Given a sequences X = (x1, x2, … , xmi), Z= (z1, z2, …, zk) is a subsequence of X if there exists a strictly increasing sequence i1, i2, … , ik of indices of X such that for all j= 1, 2, … , k, we have xij = zj.
Given two sequences X and Y , we say that a sequence Z is a common subsequence of X and Y if Z is a subsequence of both X and Y .

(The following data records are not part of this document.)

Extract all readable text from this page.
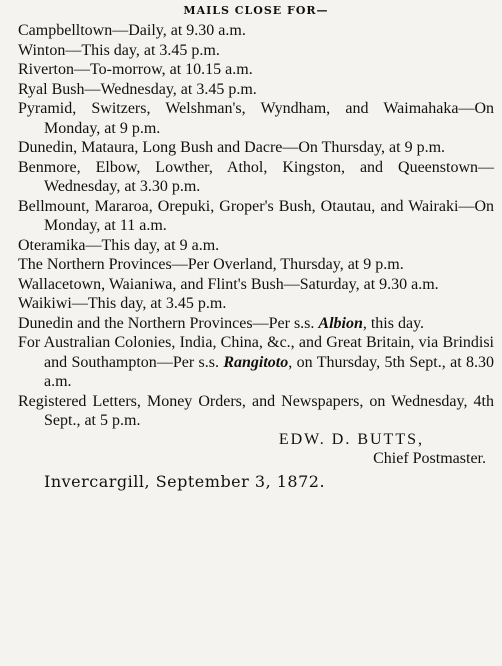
MAILS CLOSE FOR—

Campbelltown—Daily, at 9.30 a.m.

Winton—This day, at 3.45 p.m.

Riverton—To-morrow, at 10.15 a.m.

Ryal Bush—Wednesday, at 3.45 p.m.

Pyramid, Switzers, Welshman's, Wyndham, and Waimahaka—On Monday, at 9 p.m.

Dunedin, Mataura, Long Bush and Dacre—On Thursday, at 9 p.m.

Benmore, Elbow, Lowther, Athol, Kingston, and Queenstown—Wednesday, at 3.30 p.m.

Bellmount, Mararoa, Orepuki, Groper's Bush, Otautau, and Wairaki—On Monday, at 11 a.m.

Oteramika—This day, at 9 a.m.

The Northern Provinces—Per Overland, Thursday, at 9 p.m.

Wallacetown, Waianiwa, and Flint's Bush—Saturday, at 9.30 a.m.

Waikiwi—This day, at 3.45 p.m.

Dunedin and the Northern Provinces—Per s.s. Albion, this day.

For Australian Colonies, India, China, &c., and Great Britain, via Brindisi and Southampton—Per s.s. Rangitoto, on Thursday, 5th Sept., at 8.30 a.m.

Registered Letters, Money Orders, and Newspapers, on Wednesday, 4th Sept., at 5 p.m.

EDW. D. BUTTS,
Chief Postmaster.
Invercargill, September 3, 1872.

int** init_matrix(int n, int m, int d) {
int ** A = new int*[n];
for (int i = 0; i < n; i++) {
A[i] = new int[m];
for (int j = 0; j < m; j++) {
A[i][j] = d;
}
}
return A;
}
void delete_matrix(int** A, int n) {
for (int i = 0; i < n; i++) delete[] A[i];
delete[] A;
}
#define UP 1
#define LEFT 2
#define DIAG 3
void get_path(int* a, int** B, int n, int m, int* c, int &k) {
if (n > 0 && m > 0) {
if (B[n][m] == DIAG) {
get_path(a, B, n - 1, m - 1, c, k);
c[k++] = a[n];
} else if (B[n][m] == UP) {
get_path(a, B, n - 1, m, c, k);
} else
get_path(a, B, n, m - 1, c, k);
}
}
void lcs(int* a, int n, int* b, int m, int* c, int &k) {
int** A = init_matrix(n + 1, m + 1, 0);
int** B = init_matrix(n + 1, m + 1, 0);
for (int i = 1; i < n + 1; i++) {
for (int j = 1; j < m; j++) {
if (a[i] == b[j]) {
A[i][j] = A[i - 1][j - 1] + 1;
B[i][j] = DIAG;
} else {
if (A[i][j - 1] < A[i - 1][j]) {
A[i][j] = A[i - 1][j];
B[i][j] = UP;
} else {
A[i][j] = A[i][j - 1];
B[i][j] = LEFT;
}
}
}
}
get_path(a, B, n, m, c, k);
delete_matrix(A, n + 1);
delete_matrix(B, n + 1);
}